Most state welfare agencies maintain strict eligibility requirements for their participants. If you're currently receiving food stamps, medical assistance or other types of direct aid from your state's government, you may have to demonstrate that your annual income and assets fall below certain thresholds. If you earn too much money or have too many liquid assets on record, you may be unable to continue to receive some of the benefits to which you've become accustomed.
Before you take any steps that might temporarily increase your annual earnings or boost the size of your asset portfolio, you'll need to check with your state's welfare agency to ensure that you won't affect your benefits in the process. It's important to remember that reapplying for food stamps and medical cards often takes time and money. As such, you must make sure that your coverage remains uninterrupted during this period of financial upheaval.
In most states, you must have a paucity of liquid assets in order to claim eligibility for food stamps. These eligibility thresholds may vary according to local living costs and political policies. For instance, West Virginia's $2,000 threshold is far lower than California's $4,000 threshold. Since the means by which liquid assets are calculated vary by state, you'll need to check with your local welfare agency to determine which of your assets can be classified as "liquid." In most states, net worth metrics are also fairly important. If you technically own your own home but owe a substantial balance on its mortgage, this asset may not count towards your total net worth in a meaningful way.

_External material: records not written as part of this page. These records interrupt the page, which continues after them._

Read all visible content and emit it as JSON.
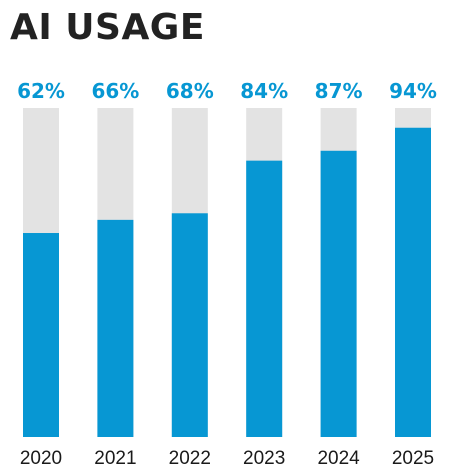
{
  "title": "AI USAGE",
  "colors": {
    "bar_fill": "#0797d3",
    "bar_track": "#e3e3e3",
    "value_label": "#0797d3",
    "year_label": "#1a1a1a",
    "title": "#222222"
  },
  "chart_data": {
    "type": "bar",
    "title": "AI USAGE",
    "categories": [
      "2020",
      "2021",
      "2022",
      "2023",
      "2024",
      "2025"
    ],
    "values": [
      62,
      66,
      68,
      84,
      87,
      94
    ],
    "value_labels": [
      "62%",
      "66%",
      "68%",
      "84%",
      "87%",
      "94%"
    ],
    "unit": "%",
    "ylim": [
      0,
      100
    ],
    "grid": false,
    "xlabel": "",
    "ylabel": ""
  }
}
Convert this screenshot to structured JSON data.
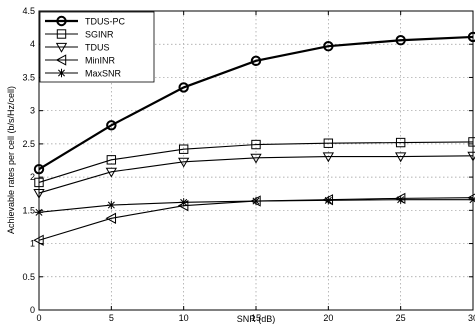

If you're about to accept a student loan refund after graduating early or dropping out of school, your continued eligibility for food stamps will hinge on the anticipated size of the refund. Depending upon the number of unused credits for which you received your loan, you may be in line to receive $1,000 or more. If this is the case, it's likely that your food stamp eligibility will be affected.
You may be able to avoid reporting some of the income that you receive from your unused student loan funds. When your refund posts to your account, you might be able to use a portion of these funds to pay for everyday necessities like food and clothing. If you use cash to make these purchases, you may not have to claim the full amount of your refund on your annual income statement.